Succede una sera tra amici, in pizzeria. Succede che i discorsi si fanno intensi e leggeri, caldi e sinceri, scendono compatti come fiocchi e si posano senza fare rumore. E insieme ai discorsi, i ricordi.

"Ho l'immagine ancora viva di quando, avrò avuto due o tre anni, ero in braccio a mio padre e gli chiedevo dov'era la mamma. Lui non lo sapeva e non sapeva neppure come fare per darmi da mangiare".

"Io ricordo da ragazzino una vigilia di Natale al cinema con mio padre, una delle poche volte insieme, a vedere Ben Hur. Poi siamo usciti e scendeva la neve".

Uomini in pizzeria. L'amicizia che scalda e scioglie i cuori. Uomini che evocano il passato e intanto (anzi, forse proprio per questo) progettano il futuro. "Allora deciso: a maggio in Spagna a trovare M. e poi trekking e terme dalle parti di Siena".

Uomini che stanno bene insieme. Ah, dimenticavo. Ieri sera non solo dentro ma anche fuori, nevicava.

giovedì 3 gennaio 2008

Come siamo e cosa vogliamo

Siamo felici ma solo in "privato". Siamo "arrabbiati" e vediamo gli altri come "opportunisti". Ci sentiamo sempre più "depressi" ed "egoisti", ma soprattutto viviamo in una dimensione di "disillusione".

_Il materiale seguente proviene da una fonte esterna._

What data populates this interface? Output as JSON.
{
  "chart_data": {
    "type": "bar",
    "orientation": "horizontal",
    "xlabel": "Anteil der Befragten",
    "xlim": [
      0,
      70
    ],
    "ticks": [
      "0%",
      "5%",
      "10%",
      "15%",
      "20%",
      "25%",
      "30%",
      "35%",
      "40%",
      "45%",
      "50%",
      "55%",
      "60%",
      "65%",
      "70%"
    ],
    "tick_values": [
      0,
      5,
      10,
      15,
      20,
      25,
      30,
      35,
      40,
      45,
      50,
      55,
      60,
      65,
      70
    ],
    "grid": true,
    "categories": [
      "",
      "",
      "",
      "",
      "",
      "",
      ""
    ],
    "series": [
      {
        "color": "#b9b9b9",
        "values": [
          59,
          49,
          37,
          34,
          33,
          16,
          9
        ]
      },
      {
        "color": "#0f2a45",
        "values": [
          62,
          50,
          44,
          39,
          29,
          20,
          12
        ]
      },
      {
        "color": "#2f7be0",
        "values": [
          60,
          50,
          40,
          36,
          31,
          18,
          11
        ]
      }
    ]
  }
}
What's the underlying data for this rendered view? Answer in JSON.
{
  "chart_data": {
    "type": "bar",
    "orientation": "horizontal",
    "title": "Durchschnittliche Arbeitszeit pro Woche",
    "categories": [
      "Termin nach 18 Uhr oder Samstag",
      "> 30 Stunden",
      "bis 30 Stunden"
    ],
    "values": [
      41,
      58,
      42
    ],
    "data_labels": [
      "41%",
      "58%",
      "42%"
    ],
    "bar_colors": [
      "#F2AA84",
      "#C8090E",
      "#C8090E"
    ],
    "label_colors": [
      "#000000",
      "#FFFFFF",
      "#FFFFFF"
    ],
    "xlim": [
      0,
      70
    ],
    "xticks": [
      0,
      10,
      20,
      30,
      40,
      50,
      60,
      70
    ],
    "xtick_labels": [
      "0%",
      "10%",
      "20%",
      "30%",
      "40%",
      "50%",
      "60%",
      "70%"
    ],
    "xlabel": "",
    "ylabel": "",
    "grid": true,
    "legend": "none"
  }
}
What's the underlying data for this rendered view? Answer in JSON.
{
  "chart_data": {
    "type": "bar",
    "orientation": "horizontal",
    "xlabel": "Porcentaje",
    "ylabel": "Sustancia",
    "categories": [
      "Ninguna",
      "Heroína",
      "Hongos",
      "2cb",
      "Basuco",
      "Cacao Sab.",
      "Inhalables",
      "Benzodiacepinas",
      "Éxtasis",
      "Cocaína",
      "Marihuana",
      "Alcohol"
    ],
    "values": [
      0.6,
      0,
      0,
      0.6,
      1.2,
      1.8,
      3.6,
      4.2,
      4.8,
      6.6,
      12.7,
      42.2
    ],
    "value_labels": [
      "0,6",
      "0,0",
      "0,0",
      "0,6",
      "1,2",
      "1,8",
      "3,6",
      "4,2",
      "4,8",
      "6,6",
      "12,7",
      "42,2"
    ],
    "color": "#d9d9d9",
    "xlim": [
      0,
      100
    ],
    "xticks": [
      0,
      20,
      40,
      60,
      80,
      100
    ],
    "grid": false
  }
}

Disillusi nei confronti della politica e della società. Non le beviamo più e pronunciamo le parole con sospetto. Ma crediamo ancora nel futuro, abbiamo speranza nel futuro se alla domanda "Cosa serve all'Italia?" rispondiamo, nell'ordine, "più giovani al posto di comando" (40,8%), "migliorare la scuola e l'università" (31,3%) e "più autorità e decisione da parte di chi comanda" (29,2%).

A seguire riteniamo che all'Italia serva:

  1. più solidarietà sociale,
  2. più disponibilità a fare sacrifici per il bene comune,
  3. più ottimismo e fuducia in se stessi,
  4. più attenzione alla tecnologia e alla innovazione

E' questa la fotografia che emerge dal sondaggio Demos-Eurisko, i cui dati sono pubblicati oggi da "La Repubblica".

Strano come non venga elencato un valore e uno strumento come quello della partecipazione. Partecipazione alle scelte politiche che ci riguardano come cittadini, partecipazione alla costruzione del bene comune, partecipazione come crescità del senso civico.

Non è certo un caso che gli intervistati ritengano se stessi "arrabbiati" e gli altri "opportunisti" e che ci si senta "disillusi".

Ma la rabbia, la disillusione senza la "partecipazione" rischiano di produrre opportunismo, mancanza di senso civico, di disponibilità a concorrere al bene comune, arte in cui siamo saldamente maestri.